Centre for Development Economics
and
Department of Economics, Delhi School of Economics

ANNOUNCE A SEMINAR

The Distributional Consequences of Micro Health Insurance: Can a Pro-Poor Program Prove to be Regressive?

by

Ketki Sheth

University of California, San Diego

Monday, 11th August 2014 at 3:00 PM

Venue : Seminar Room (First Floor)
Department of Economics, Delhi School of Economics

All are cordially invited
Abstract

Despite the rapid growth of micro health insurance (MHI) programs, there is little empirical evidence of their distributional consequences. If health care consumption increases with income and households pay identical premiums, then MHI may result in unintended regressive transfers from poorer to wealthier households. This paper assesses the effect of household responses (self-targeting) on the progressivity of the distribution of MHI transfer and health care benefits. Partnering with a microfinance organization in rural Maharashtra, India, I exploit an imbalanced randomized controlled trial of their MHI program to separately identify the following: 1) the initial health care distribution by income among eligible households, 2) differential demand for MHI, and 3) heterogeneous effects of MHI on health care by income. I estimate that among those eligible for MHI, households Below the Poverty Line (BPL) spend 34% less on health care than non-BPL households prior to MHI. This relationship persists even among the sub-sample of households that choose to enroll in the MHI program, suggesting that MHI will lead to poorer households subsidizing wealthier households unless there are offsetting heterogeneous effects of MHI on health care by income.

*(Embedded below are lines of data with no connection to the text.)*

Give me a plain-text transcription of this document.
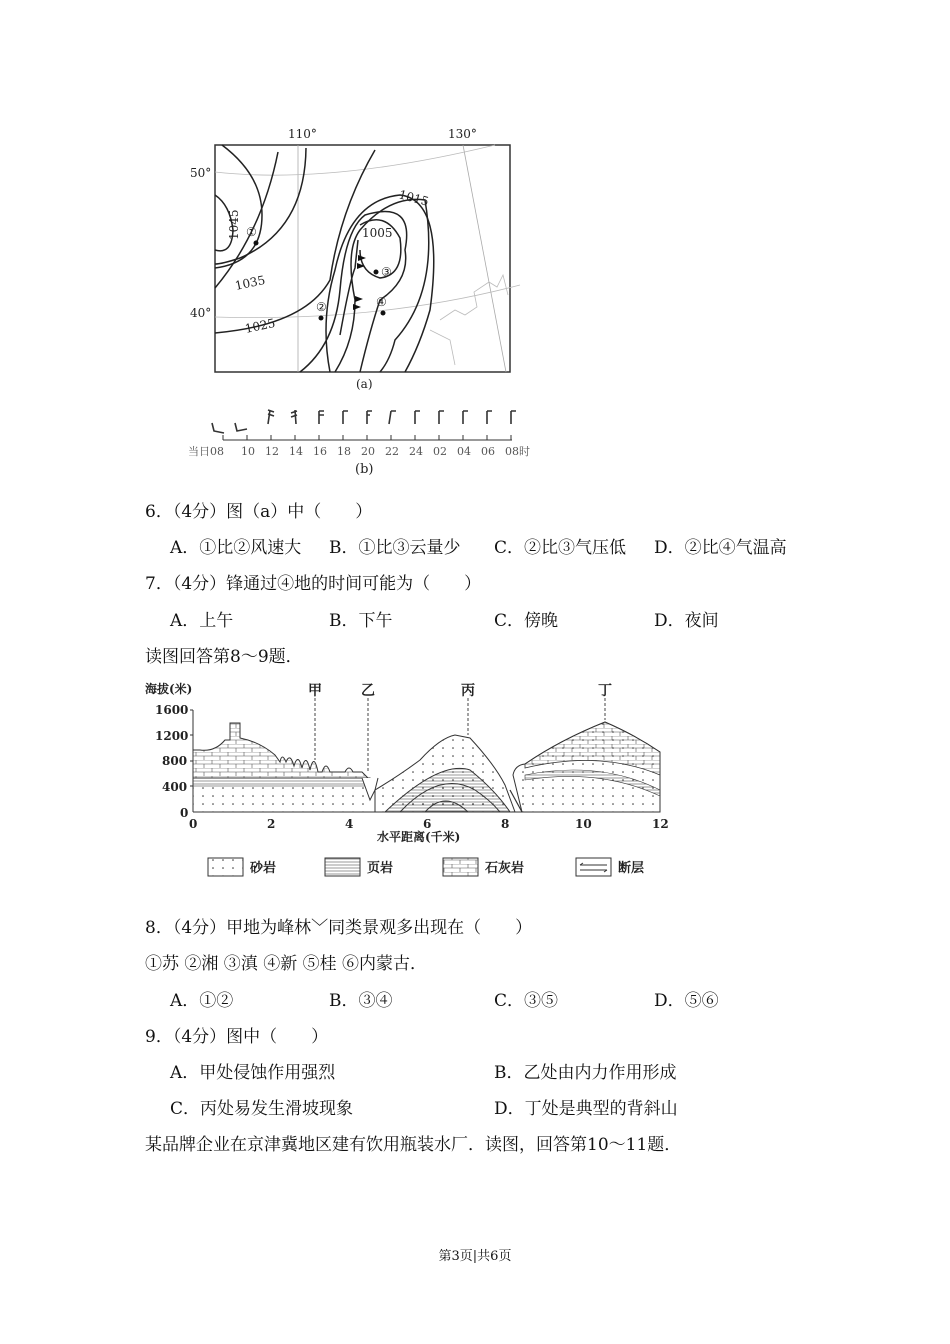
110°	130°
50°
40°
1045
1035
1025
1015
1005
①
②
③
④
(a)
当日08 10 12 14 16 18 20 22 24 02 04 06 08 时
(b)
6．（4分）图（a）中（　　）
A．①比②风速大 B．①比③云量少 C．②比③气压低 D．②比④气温高
7．（4分）锋通过④地的时间可能为（　　）
A．上午	B．下午	C．傍晚	D．夜间
读图回答第8～9题．
海拔(米)
1600
1200
800
400
0
0	2	4	6	8	10	12
水平距离(千米)
甲	乙	丙	丁
砂岩	页岩	石灰岩	断层
8．（4分）甲地为峰林﹀同类景观多出现在（　　）
①苏 ②湘 ③滇 ④新 ⑤桂 ⑥内蒙古．
A．①②	B．③④	C．③⑤	D．⑤⑥
9．（4分）图中（　　）
A．甲处侵蚀作用强烈	B．乙处由内力作用形成
C．丙处易发生滑坡现象	D．丁处是典型的背斜山
某品牌企业在京津冀地区建有饮用瓶装水厂．读图，回答第10～11题．
第3页|共6页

Using panel data with household fixed effects, I estimate that MHI improves health care consumption more for BPL households by approximately USD 3 per month of coverage. I further corroborate this result using a difference-in-difference approach that compares the health care distribution by income across MHI enrollment and coverage status. These results suggests that poorer households are more sensitive to cost reductions in health care and that gains in health care are concentrated among poorer households, thereby narrowing the gap in health care among the insured. Strikingly, almost two years after the introduction of MHI, there is no significant relationship between health care and income among the insured. Thus, even though ex-ante health care consumption suggests MHI will result in regressive premium redistribution, ex-post behavior suggests the poor will not subsidize wealthier households.